Anyway, we started off with the norias of Hama and then Sheizar. These are very large wooden waterwheels, which lift water from the Orontes River, onto aqueducts to feed the neighbouring countryside. They make an intriguing noise as they creak around the axels. Hama marks the start of the El Gharb, a low lying area, an extension of the Great Rift Valley in its Arabian guise. Flat and very green, given to growing cotton, tobacco, sugar beet, sunflowers, tomatoes and the like.

From then it was up to Apamea..... where one finds the remians of a once rich and great Roman provincial town, with a street of about 1,600 long, lined with column after column after column. An incredible site, perched on a ledge overlooking the El Gharb across from the coastal range. We were there still early in the morning so it was cool enough, with just three other visitors. We first popped into the museum in an old caravenserai (stables for horses and camels), where many dusty mosaics were laid out along with some sarcophagi. Interesting to note that the mosaics from the early Christian churches seemed very pagan and natural with lots of beasts and flowers. No Maria or Jesus on crosses (these cults, which became dominant, would have come later). We also stopped at the ampitheatre where a guy tried to sell us stuff he said he had found on the site, such as coins and a mould. Then, as we were about to go, we spotted a Litle Owl looking down at us. This was to be the first of three owls we saw in Apamea (and we would see one again in Palmyra the next day.) For the rest, we saw lizards, sparrows, a bee-eater and a kestrel up on the site.
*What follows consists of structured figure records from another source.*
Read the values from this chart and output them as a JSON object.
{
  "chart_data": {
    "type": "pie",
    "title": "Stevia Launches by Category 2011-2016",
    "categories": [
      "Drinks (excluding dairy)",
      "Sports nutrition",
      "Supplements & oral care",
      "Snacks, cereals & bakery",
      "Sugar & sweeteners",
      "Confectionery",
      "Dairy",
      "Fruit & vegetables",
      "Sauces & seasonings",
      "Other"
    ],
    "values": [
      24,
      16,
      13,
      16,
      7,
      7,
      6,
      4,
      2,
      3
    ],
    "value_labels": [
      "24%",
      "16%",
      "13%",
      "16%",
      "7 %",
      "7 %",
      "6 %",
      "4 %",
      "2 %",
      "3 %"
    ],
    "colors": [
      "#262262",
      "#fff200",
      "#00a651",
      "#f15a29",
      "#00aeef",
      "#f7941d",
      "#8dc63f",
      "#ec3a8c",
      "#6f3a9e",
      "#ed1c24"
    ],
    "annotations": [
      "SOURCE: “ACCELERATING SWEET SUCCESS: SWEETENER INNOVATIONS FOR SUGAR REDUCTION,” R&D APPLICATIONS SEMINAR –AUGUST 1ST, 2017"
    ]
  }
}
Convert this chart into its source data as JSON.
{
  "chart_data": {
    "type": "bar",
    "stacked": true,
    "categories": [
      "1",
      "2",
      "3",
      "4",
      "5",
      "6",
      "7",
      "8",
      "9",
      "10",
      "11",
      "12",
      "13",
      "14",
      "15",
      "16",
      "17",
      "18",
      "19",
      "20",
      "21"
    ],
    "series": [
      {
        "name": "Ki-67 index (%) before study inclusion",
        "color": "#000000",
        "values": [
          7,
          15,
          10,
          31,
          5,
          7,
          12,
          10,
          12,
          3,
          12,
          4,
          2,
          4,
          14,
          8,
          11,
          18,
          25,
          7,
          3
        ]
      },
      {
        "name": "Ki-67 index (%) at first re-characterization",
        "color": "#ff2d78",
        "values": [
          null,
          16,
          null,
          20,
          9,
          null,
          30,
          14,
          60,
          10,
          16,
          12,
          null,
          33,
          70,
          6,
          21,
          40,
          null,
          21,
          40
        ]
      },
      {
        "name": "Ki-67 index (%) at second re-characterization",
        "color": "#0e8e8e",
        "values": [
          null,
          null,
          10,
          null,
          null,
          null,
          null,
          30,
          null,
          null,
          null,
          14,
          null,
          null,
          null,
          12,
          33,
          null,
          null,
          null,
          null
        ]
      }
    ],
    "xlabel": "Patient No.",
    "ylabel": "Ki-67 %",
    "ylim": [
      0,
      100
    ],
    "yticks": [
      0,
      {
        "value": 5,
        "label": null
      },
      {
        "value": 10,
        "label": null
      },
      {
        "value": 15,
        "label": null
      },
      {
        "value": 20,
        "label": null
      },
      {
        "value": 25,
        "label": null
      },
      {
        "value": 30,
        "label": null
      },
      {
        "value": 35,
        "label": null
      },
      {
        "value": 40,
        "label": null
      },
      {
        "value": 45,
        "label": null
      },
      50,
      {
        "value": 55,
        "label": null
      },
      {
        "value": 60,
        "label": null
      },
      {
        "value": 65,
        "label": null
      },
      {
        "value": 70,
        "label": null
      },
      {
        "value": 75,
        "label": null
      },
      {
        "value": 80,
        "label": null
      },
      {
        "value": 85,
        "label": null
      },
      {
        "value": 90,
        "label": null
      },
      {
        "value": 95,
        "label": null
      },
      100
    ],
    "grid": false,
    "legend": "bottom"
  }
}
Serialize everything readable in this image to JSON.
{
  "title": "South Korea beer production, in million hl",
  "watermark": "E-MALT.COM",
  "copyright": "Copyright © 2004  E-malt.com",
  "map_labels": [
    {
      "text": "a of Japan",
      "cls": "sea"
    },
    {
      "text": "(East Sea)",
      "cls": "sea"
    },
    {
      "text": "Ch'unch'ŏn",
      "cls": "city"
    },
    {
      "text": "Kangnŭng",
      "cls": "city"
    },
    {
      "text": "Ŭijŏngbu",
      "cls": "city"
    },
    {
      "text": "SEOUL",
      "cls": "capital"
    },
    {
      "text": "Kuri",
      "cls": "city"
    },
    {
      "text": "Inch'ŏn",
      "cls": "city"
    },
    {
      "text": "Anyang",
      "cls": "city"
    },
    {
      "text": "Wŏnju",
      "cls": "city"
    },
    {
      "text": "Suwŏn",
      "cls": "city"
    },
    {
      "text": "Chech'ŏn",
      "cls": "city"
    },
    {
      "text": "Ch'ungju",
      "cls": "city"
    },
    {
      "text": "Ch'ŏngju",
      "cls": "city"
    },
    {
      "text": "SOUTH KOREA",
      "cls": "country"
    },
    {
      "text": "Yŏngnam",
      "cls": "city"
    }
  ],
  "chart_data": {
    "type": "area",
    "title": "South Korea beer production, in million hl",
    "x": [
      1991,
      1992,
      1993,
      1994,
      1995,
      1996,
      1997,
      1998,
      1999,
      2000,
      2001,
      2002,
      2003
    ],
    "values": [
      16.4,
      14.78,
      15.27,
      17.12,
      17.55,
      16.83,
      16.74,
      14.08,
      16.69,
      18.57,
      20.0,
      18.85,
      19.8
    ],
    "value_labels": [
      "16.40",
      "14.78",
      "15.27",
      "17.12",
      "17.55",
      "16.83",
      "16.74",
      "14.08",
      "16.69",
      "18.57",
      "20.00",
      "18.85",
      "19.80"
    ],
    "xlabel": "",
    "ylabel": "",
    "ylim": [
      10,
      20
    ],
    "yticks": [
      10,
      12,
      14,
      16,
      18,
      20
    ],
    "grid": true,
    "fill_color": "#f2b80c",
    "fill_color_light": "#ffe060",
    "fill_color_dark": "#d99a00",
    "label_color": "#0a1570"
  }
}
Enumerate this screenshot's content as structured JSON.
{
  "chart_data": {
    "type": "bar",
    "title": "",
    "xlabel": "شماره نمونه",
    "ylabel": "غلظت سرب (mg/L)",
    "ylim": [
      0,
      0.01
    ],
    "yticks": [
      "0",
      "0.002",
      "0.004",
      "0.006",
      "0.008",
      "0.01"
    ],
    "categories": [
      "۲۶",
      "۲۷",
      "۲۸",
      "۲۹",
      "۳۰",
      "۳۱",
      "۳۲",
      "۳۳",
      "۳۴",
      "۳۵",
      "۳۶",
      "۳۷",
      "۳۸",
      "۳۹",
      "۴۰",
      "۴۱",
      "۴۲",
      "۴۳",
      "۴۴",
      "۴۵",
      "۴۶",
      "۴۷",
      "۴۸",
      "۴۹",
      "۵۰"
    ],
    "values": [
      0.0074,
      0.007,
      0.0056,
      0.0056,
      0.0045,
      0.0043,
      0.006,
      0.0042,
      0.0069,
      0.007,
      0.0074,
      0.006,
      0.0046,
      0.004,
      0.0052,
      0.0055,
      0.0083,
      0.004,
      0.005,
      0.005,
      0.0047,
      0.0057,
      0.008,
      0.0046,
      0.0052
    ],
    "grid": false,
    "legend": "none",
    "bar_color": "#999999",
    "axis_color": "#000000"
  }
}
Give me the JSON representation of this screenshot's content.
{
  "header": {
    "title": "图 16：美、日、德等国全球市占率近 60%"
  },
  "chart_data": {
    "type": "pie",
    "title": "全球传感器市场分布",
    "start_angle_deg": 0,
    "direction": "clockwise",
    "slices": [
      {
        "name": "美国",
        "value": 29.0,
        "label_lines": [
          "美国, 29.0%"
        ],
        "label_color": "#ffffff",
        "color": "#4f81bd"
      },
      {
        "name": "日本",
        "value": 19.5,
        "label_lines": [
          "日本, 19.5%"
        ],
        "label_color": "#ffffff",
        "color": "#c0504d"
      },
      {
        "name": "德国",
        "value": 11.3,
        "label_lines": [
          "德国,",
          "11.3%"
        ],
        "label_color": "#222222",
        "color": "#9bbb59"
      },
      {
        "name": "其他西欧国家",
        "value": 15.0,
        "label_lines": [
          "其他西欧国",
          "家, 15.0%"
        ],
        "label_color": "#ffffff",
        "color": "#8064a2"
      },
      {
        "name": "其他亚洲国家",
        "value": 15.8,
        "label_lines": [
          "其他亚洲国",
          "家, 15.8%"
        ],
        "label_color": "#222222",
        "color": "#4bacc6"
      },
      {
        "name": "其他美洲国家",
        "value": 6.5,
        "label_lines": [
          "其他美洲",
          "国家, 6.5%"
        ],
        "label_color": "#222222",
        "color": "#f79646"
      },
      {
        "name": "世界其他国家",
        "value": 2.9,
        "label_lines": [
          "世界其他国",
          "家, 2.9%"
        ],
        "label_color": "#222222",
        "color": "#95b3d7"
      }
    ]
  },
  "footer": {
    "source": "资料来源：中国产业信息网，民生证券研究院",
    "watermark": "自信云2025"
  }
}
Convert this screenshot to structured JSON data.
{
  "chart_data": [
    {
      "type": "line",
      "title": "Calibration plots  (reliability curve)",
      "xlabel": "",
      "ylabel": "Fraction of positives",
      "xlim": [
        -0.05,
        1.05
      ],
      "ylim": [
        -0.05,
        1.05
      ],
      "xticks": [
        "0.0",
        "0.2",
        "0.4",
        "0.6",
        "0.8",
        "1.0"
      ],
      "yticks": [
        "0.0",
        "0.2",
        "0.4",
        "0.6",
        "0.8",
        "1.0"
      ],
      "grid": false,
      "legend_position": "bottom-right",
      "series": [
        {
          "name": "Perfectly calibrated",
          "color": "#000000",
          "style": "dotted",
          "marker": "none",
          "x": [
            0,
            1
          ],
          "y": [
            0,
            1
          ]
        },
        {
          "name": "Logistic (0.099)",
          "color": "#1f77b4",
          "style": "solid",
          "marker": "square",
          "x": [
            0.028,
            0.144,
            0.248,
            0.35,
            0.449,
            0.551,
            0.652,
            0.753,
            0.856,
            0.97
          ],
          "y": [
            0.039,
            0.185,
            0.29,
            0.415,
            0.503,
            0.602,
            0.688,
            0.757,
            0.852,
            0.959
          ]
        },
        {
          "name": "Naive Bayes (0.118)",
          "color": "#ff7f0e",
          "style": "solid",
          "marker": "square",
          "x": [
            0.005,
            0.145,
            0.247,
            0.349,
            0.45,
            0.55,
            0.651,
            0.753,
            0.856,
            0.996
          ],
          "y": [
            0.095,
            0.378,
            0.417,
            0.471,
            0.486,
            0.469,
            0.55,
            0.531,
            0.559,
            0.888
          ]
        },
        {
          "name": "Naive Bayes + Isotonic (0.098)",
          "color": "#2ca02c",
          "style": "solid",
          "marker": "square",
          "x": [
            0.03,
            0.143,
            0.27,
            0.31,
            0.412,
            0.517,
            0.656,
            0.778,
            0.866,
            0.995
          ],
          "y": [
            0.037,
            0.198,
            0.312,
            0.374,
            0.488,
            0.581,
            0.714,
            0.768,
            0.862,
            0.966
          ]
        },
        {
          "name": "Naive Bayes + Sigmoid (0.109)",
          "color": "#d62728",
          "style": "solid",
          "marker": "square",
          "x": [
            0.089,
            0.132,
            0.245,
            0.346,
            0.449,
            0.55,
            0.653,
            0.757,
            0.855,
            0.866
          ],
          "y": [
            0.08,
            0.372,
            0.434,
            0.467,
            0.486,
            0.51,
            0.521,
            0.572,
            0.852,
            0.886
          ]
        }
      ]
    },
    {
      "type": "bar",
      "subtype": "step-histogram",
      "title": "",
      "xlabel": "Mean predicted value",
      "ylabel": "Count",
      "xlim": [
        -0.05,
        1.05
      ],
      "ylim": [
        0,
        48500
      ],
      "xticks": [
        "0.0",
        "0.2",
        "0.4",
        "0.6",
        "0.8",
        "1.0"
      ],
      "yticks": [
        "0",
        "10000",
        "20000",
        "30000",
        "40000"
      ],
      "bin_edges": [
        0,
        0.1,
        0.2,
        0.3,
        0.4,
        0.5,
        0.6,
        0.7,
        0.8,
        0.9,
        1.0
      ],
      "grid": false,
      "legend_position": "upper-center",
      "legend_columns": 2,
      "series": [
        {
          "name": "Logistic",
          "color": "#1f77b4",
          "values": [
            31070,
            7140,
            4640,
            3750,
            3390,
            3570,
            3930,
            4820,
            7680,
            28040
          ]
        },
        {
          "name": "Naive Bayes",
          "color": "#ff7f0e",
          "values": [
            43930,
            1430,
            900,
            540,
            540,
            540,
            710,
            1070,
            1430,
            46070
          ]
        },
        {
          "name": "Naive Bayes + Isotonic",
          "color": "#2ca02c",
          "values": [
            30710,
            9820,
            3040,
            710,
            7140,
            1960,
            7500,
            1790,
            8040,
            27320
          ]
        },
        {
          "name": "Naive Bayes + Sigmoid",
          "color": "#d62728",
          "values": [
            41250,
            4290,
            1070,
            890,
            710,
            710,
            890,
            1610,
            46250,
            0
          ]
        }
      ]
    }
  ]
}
After Abdul had treated us to a plate or two of watermelon it was time to press on, first through the green of the El Gharb and then up through the green and cool mountains, stopping first at the castle at Misyaf, before arriving at Crac des Chevaliers. The castle at Misyaf, was in the hands of the Assassins (known to anyoine who has read Dan Brown's Angels and Demons/Bernin Mysterie) for a number of years.

Crac des Chevaliers is the best preserved castle in the Middle East and was built by the crusaders and held by them for the longest period. Perched up on a hill, overlooking the plains below stretching out towards Lebanon and then acros the mountains to the sea and then up the valley we had just traversed. It was now cool, (very windy) and cloudy, we could almost have been on a summer holiday in England! The Lord of the Rings comparison would be Gondor, with the white stone and the two levels of defence, an outer rings and then an inner citadel. Although we were as good as castled-out, investigating the Crac was great fun, with its stables, hidden towers and stairways, climbing up the levels, walking along the ramparts and visiting the huge halls, for the knights and the kings.